[rabbitmq-discuss] Millions of Queues

Wed Feb 18 00:39:16 GMT 2009

Thanks for your reply, Matthias!

Matthias Radestock wrote:
> That should be possible on a single machine with a decent amount of 
> memory - just.
>
Yes, we basically got almost there with our 2 GB of RAM.  The 
interesting question for us is how to grow beyond this when our needs 
increase.

>> ideally we would have 20+ million and 80+ million respectively.
>> Basically we want infinite scalability along the # of queues axis.
>
> One problem you are going to run into here is that while queue 
> processes reside on single nodes (and hence adding more nodes gives 
> you more room to host the queue processes), all the routing info - 
> i.e. queue, exchange and binding records - is held in memory on each 
> node. 80 million binding records are unlikely to fit into physical 
> memory.
>
Really?  Each node contains a complete copy of the entire mnesia 
database?  For some reason I thought that it did partitioning of the data.

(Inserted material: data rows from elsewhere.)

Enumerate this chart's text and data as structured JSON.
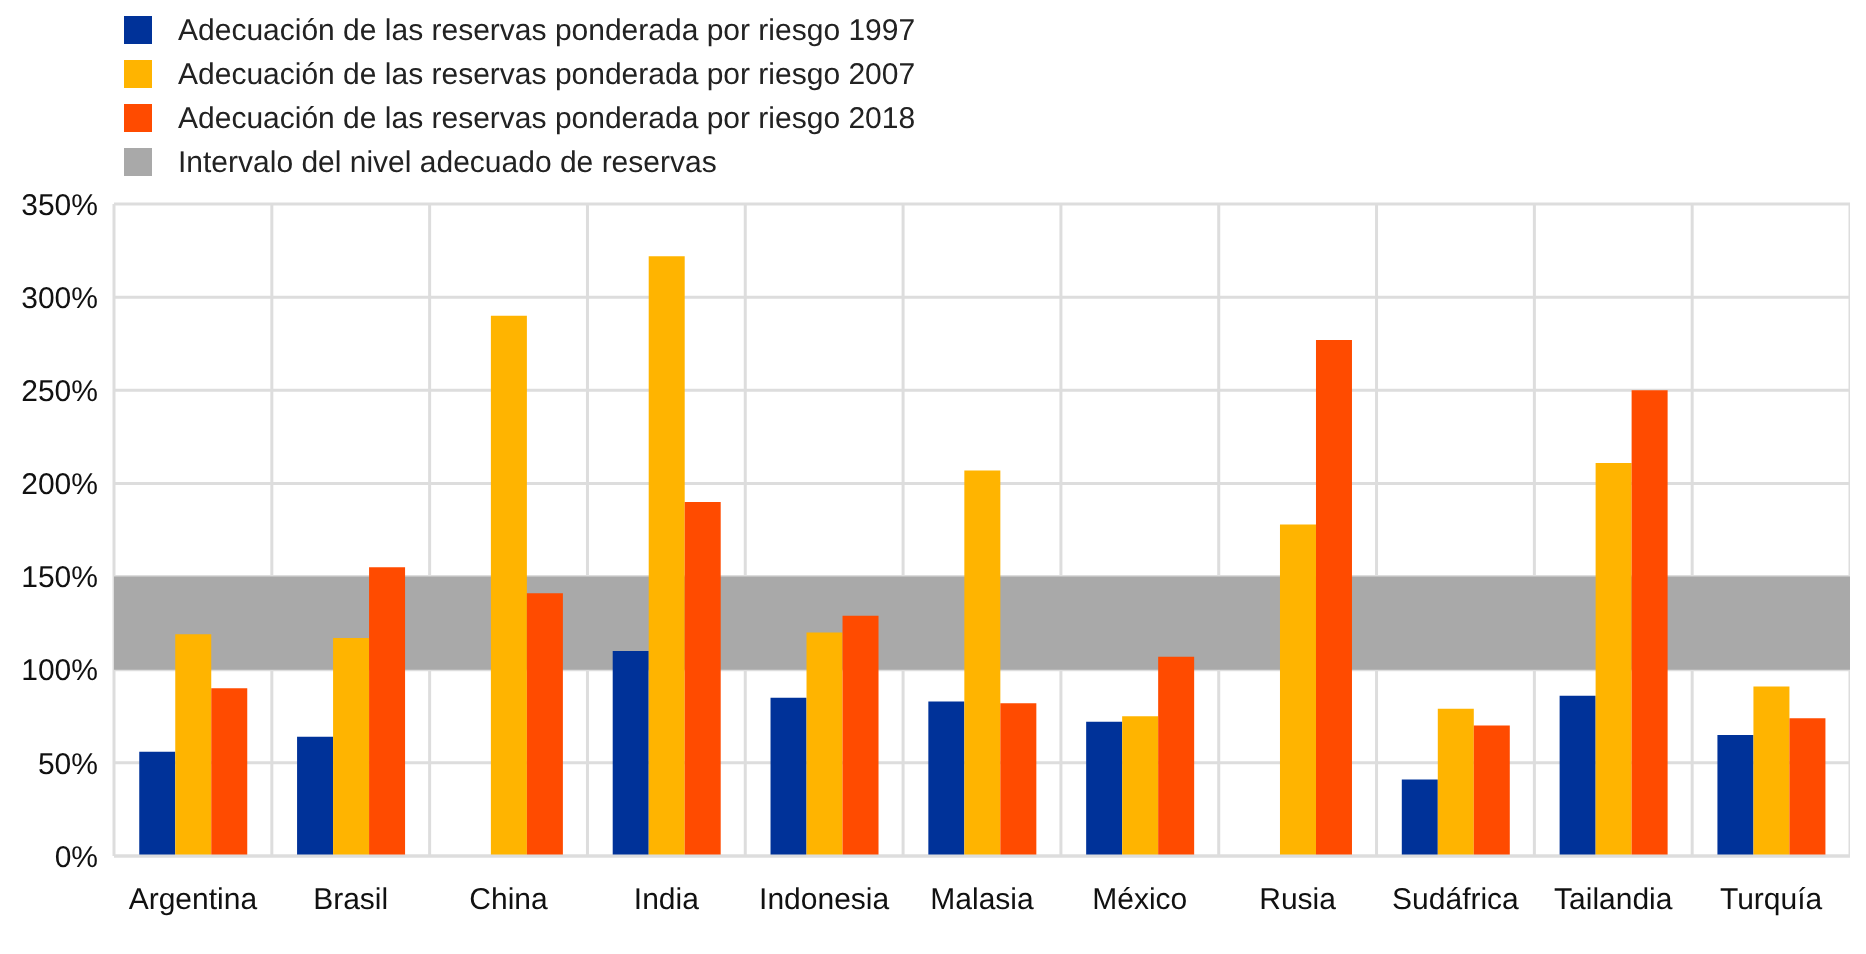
{
  "chart_data": {
    "type": "bar",
    "categories": [
      "Argentina",
      "Brasil",
      "China",
      "India",
      "Indonesia",
      "Malasia",
      "México",
      "Rusia",
      "Sudáfrica",
      "Tailandia",
      "Turquía"
    ],
    "series": [
      {
        "name": "Adecuación de las reservas ponderada por riesgo 1997",
        "color": "#003299",
        "values": [
          56,
          64,
          null,
          110,
          85,
          83,
          72,
          null,
          41,
          86,
          65
        ]
      },
      {
        "name": "Adecuación de las reservas ponderada por riesgo 2007",
        "color": "#ffb400",
        "values": [
          119,
          117,
          290,
          322,
          120,
          207,
          75,
          178,
          79,
          211,
          91
        ]
      },
      {
        "name": "Adecuación de las reservas ponderada por riesgo 2018",
        "color": "#ff4b00",
        "values": [
          90,
          155,
          141,
          190,
          129,
          82,
          107,
          277,
          70,
          250,
          74
        ]
      }
    ],
    "bands": [
      {
        "axis": "y",
        "from": 100,
        "to": 150,
        "label": "Intervalo del nivel adecuado de reservas",
        "color": "#a9a9a9"
      }
    ],
    "ylim": [
      0,
      350
    ],
    "yticks": [
      {
        "value": 0,
        "label": "0%"
      },
      {
        "value": 50,
        "label": "50%"
      },
      {
        "value": 100,
        "label": "100%"
      },
      {
        "value": 150,
        "label": "150%"
      },
      {
        "value": 200,
        "label": "200%"
      },
      {
        "value": 250,
        "label": "250%"
      },
      {
        "value": 300,
        "label": "300%"
      },
      {
        "value": 350,
        "label": "350%"
      }
    ],
    "grid": true,
    "legend": "top left"
  }
}
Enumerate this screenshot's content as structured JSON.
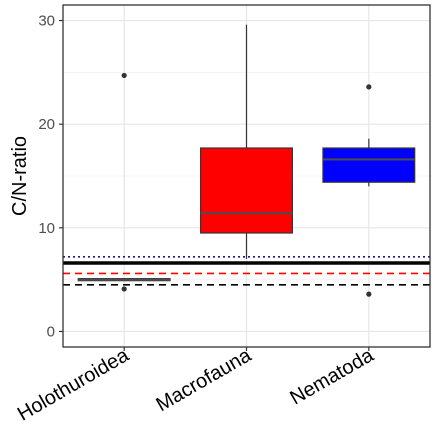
{
  "chart_data": {
    "type": "boxplot",
    "ylabel": "C/N-ratio",
    "xlabel": "",
    "ylim": [
      -1.5,
      31.5
    ],
    "yticks": [
      0,
      10,
      20,
      30
    ],
    "grid": true,
    "categories": [
      "Holothuroidea",
      "Macrofauna",
      "Nematoda"
    ],
    "boxes": [
      {
        "category": "Holothuroidea",
        "q1": 4.9,
        "median": 5.0,
        "q3": 5.1,
        "whisker_low": 4.9,
        "whisker_high": 5.1,
        "outliers": [
          24.7,
          4.1
        ],
        "fill": "#000000"
      },
      {
        "category": "Macrofauna",
        "q1": 9.5,
        "median": 11.4,
        "q3": 17.7,
        "whisker_low": 7.0,
        "whisker_high": 29.6,
        "outliers": [],
        "fill": "#ff0000"
      },
      {
        "category": "Nematoda",
        "q1": 14.4,
        "median": 16.6,
        "q3": 17.7,
        "whisker_low": 14.0,
        "whisker_high": 18.6,
        "outliers": [
          23.6,
          3.6
        ],
        "fill": "#0000ff"
      }
    ],
    "reference_lines": [
      {
        "y": 7.2,
        "style": "dotted",
        "color": "#1a1a8c"
      },
      {
        "y": 6.6,
        "style": "solid",
        "color": "#000000"
      },
      {
        "y": 5.6,
        "style": "dashed",
        "color": "#ff0000"
      },
      {
        "y": 4.5,
        "style": "dashed",
        "color": "#000000"
      }
    ]
  }
}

>> We repeated the experiment with a cluster of two machines and 
>> achieved basically the same result -- except the "primary" machine 
>> (the one ScalabilityTest was interacting with) had most of its memory 
>> consumed, and the "secondary" machine had 40% of its memory consumed 
>> by beam processes.  Would we have achieved better results by manually 
>> targeting ScalabilityTest at the secondary machine as well?
>
> What you are observing here follows directly from the explanation 
> above - the queue and binding records will consume memory on both 
> machines whereas the queue processes will only consume memory on the 
> machine on which they were created. So by targeting ScalabilityTest at 
> both machines you'd be able to balance the memory usage.

OK, we'll give a run at the test on both hosts.  One thing that we'd 
really like is for the client to not have too much knowledge of the 
configuration of the cluster; so it would connect to some well-known 
host which would then make sure the queues created by the client are 
made on a host that has spare load.  I imagine that connection.redirect 
would be helpful here.  What I'm a little mystified about is that the 
clustering guide implies that rabbit already does this sort of load 
balancing -- this was why we didn't think it was necessary to run 
ScalabilityTest on multiple hosts.  But, now that I think about it, 
ScalabilityTest only opens up one connection for the entire duration of 
the test so it's not weird that said connection only points at one host.
>> Are we doing something wrong in our setup here?  What's the maximum 
>> number of queues that has been achieved by anyone on this list, and 
>> how did you get there?
>
> I am pretty sure Ben managed to get to 100s of thousands of queues and 
> bindings in his tests on a single node.
>
>> I see that in this email: 
>> http://lists.rabbitmq.com/pipermail/rabbitmq-discuss/2008-October/002150.html 
>> , Ben Hood mentions that routing complexity is O(n), where n is the 
>> number of bindings, which doesn't bode well for our particular 
>> application.  Assuming that I'm interpreting that correctly, is there 
>> anything we can do to tackle that problem to enable huge numbers of 
>> queues?
>
> Ben was referring to topic exchanges. For direct exchanges the routing 
> cost is linear (or possibly O(n * log n)) in the number of *matching* 
> bindings. Does your application definitely require the use of topic 
> exchanges or would direct exchanges be sufficient?
>
Direct exchanges are perfectly sufficient for our use case; so that's 
wonderful news!

> Also, regarding the 20/80 million queues/bindings, would it be 
> possible to partition these s.t. rather than having a single RabbitMQ 
> cluster with that number of queues/bindings you could have n 
> individual RabbitMQ servers, each with 1/nth of the queues/bindings? 
> That might involve your producers having to publish messages to more 
> than one broker, and consumers consuming from more than one broker, 
> but depending on the exact nature of your app that may not be too 
> arduous.
Yes, we could do this, but it kind of defeats the point of having a 
cluster if we have to partition very much manually.  To be more clear 
about our use case, we want to create a chat room system, where each 
user is a member of K rooms.  The way we're thinking of modeling this is 
that each room is represented as a (direct) routing key, and each user 
has an individual queue which is then bound to K routing keys.  There's 
not really any pattern between users and rooms, so if we partitioned the 
queues (and thus users) among clusters, any message sent to an 
individual room would have to get sent to every cluster on the (small) 
chance that a listening user was in that cluster.  It'd work for a 
while, but it can't possibly scale indefinitely.  Is there perhaps a 
better way to structure this application?